The company was set up by Joe “Spud” Murphy in Dublin in 1954. Tayto neon signs became part of the urban landscape and the crisps were an overnight sensation. Corless tells us three decades later that Irish people eat an average of three packets of crisps a week – most of them Tayto.
No 63 is the Safe Cross Code. Times may have been more innocent but many adults can recall at least some of the code that was designed to help them cross the road safely.
The campaign was fronted by the “fluffy mutt” fondly known as Judge from Wanderly Wagon. This was part of a wider public information film series that included Good Manners in Church (1960s) and Mister Careless Goes to Town (1949).
Ah, dear, old Wanderly Wagon. No 72. The sinister Godmother who looked more likely to chop you up and put you in the pot than make you a nice Irish stew. The lovable vagabond Fortycoats, and the mysterious Rory.
The sly Sneaky Snake, the crafty Crow and the drip, Judge. The flying wagon itself; long before ET was ever heard of that battered old shopping trolley carried our dreams over the clouds. Among the nostalgia trippers was Neil Jordan who actually scripted one episode.
At No 75, Clery’s Clock has long been the rendezvous for paramours exchanging billets doux and much more. If anything outside what is generally regarded as cultural artefacts can be called iconic it is this clock.
We are told Dubliners have been shopping at that spot for 200 years and the clock became popular as a meeting spot at the time of horse-drawn trams.
What TV-watcher from the 80s can forget JR Ewing and his ten-gallon hat? At No 80, the ‘I shot JR car sticker’ will strike a chord with many who were obsessed with the identity of the would-be assassin of the Texas oil baron from TV land.
A hot topic of conversation of the day, or in contemporary parlance, a water cooler moment.
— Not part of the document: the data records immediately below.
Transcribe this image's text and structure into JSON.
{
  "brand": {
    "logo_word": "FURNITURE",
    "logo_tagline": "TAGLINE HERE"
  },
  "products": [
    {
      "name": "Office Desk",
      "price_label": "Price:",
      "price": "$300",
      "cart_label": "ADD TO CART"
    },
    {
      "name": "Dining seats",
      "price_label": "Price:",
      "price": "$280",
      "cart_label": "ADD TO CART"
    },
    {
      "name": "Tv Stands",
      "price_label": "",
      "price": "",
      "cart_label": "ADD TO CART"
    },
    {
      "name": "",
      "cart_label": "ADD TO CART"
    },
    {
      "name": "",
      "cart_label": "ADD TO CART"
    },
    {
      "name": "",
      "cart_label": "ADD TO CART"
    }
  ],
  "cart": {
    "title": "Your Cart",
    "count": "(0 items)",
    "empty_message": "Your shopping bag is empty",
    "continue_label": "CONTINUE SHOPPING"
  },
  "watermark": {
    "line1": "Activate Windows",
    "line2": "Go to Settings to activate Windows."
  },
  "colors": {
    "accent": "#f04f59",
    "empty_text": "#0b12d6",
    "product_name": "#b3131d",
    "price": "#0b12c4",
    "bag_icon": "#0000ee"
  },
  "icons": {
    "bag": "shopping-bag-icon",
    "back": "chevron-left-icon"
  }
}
The JR sticker evolved from many other types of sticker such as the Bring Back Jack (Lynch) which was plastered over many cars in the 70s.
Poor JR got shot and the country ached to know who dunnit? Viewers were kept in suspense till six months later in the autumn – 1.8 million viewers tuned in in 1980 to find out the culprit: his mistress Kristin Shepard.
At No 82 is the harp. It was adopted by the Free State in 1922 as an insignia but the Government never registered it so as a to avoid a case with Guinness which also had used the harp logo – though its was right-facing as opposed to the left-facing one of the proposed other.
Corless has recorded 101 items from popular history. Maybe most belong in the dustbin of history but the nostalgic out there will treasure some as playing an important part in their lives.
There is a lot more in this book to take you on a trip down memory lane: the Jacob’s biscuit tin; the pioneer pin, the Mass card; the Jack Charlton mug, the MGM lion. Makes you wonder what our era will offer to future historians. The smart phone?
From Clery’s Clock to Wanderly Wagon: Irish History You Weren’t Taught at School; Damian Corless; Collins Press. €10.39.
Fry’s Chocolate Cream
Reached national popularity when Fry-Cadbury sponsored radio dramas which first aired in 1955. They occupied a place in the national conversation that has no counterpart in today’s fragmented multimedia world, says Corless.
A ‘rare experiment in direct marketing’ from the Ireland of the 1950s. The name was chosen to capture ‘sun-kissed pastures’ with romantic Ireland as the selling point. Launched in 1972 with the catchphrase ‘Welcome Home Kerrygold’ the brand is still going strong.
The Irish coffee
It ruined three perfectly good drinks said a connoisseur: coffee, cream and whiskey, Er, okay. Much more famous outside the country than in Ireland, though Co Clare could pass as a foreign country in this case.